Simón habría sido sobreviviente de demasiadas cosas, desde los dieciséis. No eran solo las amenazas constantes de su hermano mayor, “El Diablo”. También había ataques fallidos contra él por parte de otros asesinos. Y eso, a pesar de la supuesta ley de “indulto a la mafia”, un código tácito que prohibía que los asesinos se eliminaran entre sí. Una ley que, en la práctica, era tan útil como un papel sin firma. Palabras vacías que nadie respetaba. Pedirle a un asesino que no matara era como pedirle a un ladrón que dejara de robar, o a un adicto que abandonara su vicio, cuando este ya era prácticamente un vegetal dependiente.
En aquel mundo, solo había una regla real: ser temido. Un historial sólido era lo único que podía blindarte. Por eso la mayoría de las personalidades eran maquiavélicas, mordaces, implacables. Si lograbas intimidar, estabas un paso más cerca de sobrevivir. Y en ese universo torcido, la supervivencia era la primera y única meta.

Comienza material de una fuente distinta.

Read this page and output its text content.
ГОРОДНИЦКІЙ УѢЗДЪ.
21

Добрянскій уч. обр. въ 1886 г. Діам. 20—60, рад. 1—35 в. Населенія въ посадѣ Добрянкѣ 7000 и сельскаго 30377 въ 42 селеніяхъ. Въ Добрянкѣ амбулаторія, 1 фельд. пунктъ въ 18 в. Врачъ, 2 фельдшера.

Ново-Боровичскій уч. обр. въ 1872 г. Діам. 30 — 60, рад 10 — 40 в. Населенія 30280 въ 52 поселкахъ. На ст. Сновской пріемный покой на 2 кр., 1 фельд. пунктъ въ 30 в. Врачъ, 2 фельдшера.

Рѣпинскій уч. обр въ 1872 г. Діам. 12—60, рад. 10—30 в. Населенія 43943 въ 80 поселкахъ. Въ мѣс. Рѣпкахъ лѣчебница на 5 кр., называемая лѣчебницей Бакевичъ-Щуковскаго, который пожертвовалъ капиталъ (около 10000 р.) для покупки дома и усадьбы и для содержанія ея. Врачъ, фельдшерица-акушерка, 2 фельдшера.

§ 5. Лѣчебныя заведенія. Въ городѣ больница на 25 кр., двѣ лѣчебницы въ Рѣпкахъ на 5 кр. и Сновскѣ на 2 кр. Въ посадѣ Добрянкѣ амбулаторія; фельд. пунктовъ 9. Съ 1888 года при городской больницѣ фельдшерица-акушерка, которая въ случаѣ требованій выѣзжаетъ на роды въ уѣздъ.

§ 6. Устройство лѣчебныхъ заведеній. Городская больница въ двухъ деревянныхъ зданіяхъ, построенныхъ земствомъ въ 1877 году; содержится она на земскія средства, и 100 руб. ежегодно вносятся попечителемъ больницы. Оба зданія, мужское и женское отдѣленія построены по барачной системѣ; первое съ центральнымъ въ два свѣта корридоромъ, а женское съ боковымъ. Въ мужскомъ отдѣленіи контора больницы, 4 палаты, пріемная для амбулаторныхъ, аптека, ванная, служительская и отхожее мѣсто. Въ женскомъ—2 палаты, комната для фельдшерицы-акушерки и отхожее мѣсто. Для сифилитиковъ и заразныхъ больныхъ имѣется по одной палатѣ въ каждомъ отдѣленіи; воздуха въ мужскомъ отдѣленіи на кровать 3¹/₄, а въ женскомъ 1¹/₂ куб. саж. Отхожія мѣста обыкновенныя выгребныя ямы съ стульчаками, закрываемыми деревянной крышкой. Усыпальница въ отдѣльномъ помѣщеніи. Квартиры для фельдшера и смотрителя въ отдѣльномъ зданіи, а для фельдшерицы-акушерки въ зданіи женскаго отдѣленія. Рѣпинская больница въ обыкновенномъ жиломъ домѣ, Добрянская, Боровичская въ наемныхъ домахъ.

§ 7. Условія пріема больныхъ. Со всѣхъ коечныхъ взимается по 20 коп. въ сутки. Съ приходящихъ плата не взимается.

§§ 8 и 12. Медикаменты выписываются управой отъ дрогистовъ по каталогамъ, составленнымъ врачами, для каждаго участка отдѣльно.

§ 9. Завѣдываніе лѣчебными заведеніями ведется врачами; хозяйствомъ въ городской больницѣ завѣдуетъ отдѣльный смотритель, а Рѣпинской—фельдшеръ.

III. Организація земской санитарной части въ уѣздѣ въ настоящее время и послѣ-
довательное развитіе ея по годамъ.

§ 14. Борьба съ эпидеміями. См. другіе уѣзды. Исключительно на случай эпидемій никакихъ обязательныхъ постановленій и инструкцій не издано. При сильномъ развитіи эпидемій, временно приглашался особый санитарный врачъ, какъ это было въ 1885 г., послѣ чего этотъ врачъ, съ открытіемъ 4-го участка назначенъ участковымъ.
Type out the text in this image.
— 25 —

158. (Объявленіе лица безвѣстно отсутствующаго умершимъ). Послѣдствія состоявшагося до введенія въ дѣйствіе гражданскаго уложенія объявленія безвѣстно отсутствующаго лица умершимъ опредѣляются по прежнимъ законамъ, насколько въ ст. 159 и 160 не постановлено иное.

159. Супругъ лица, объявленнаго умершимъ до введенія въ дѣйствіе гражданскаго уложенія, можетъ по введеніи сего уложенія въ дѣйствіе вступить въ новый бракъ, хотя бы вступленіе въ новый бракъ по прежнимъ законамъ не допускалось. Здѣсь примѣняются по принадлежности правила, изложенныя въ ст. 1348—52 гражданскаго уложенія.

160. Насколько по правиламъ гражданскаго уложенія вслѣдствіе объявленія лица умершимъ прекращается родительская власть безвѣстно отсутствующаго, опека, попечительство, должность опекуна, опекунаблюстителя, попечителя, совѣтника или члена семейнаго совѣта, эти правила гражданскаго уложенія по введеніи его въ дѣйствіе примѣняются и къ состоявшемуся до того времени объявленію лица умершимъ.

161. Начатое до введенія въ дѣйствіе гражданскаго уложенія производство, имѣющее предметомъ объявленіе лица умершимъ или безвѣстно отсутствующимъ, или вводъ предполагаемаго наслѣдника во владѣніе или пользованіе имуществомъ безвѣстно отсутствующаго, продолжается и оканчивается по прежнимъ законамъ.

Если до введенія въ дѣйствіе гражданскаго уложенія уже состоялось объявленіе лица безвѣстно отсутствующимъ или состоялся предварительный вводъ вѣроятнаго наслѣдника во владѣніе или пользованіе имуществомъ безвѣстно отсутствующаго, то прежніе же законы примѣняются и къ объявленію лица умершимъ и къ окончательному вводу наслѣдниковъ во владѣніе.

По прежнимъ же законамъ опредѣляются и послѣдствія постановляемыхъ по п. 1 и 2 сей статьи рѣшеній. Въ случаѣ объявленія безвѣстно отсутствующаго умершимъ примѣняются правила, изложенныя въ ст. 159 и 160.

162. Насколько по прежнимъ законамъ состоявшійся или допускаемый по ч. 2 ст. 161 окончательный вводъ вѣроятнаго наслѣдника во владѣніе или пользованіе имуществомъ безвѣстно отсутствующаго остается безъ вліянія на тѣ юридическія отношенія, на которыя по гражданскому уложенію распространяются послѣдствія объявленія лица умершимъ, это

Paradójicamente, tanto las autoridades externas como los altos mandos del distrito se beneficiaban de ello. Nadie tocaba a los mejores. La élite se autorregulaba, y al mismo tiempo, la población de asesinos, mafiosos y soldados mercenarios se mantenía bajo control. Un equilibrio sangriento, pero funcional. Un ganar-ganar disfrazado de caos.
Simón había experimentado esa injusticia de primera mano. Había entendido que el juego no era justo, pero eso no le impidió escalar. Posicionó su valor a punta de ingenio, estrategias y sangre fría. Y aunque había en él una preocupación oculta casi convirtiéndose en locura por Mila, también sabía que si ella se convertía en un estorbo… su mejor decisión sería eliminarla. Nada debía interferir con sus planes de venganza. No había tiempo para debilidades generadas por sentimientos absurdos, dulces como la miel y decorativos como las flores. El amor era una tontería reservada para las personas normales, esas que aún podían vivir felices en sus falsas burbujas de cristal.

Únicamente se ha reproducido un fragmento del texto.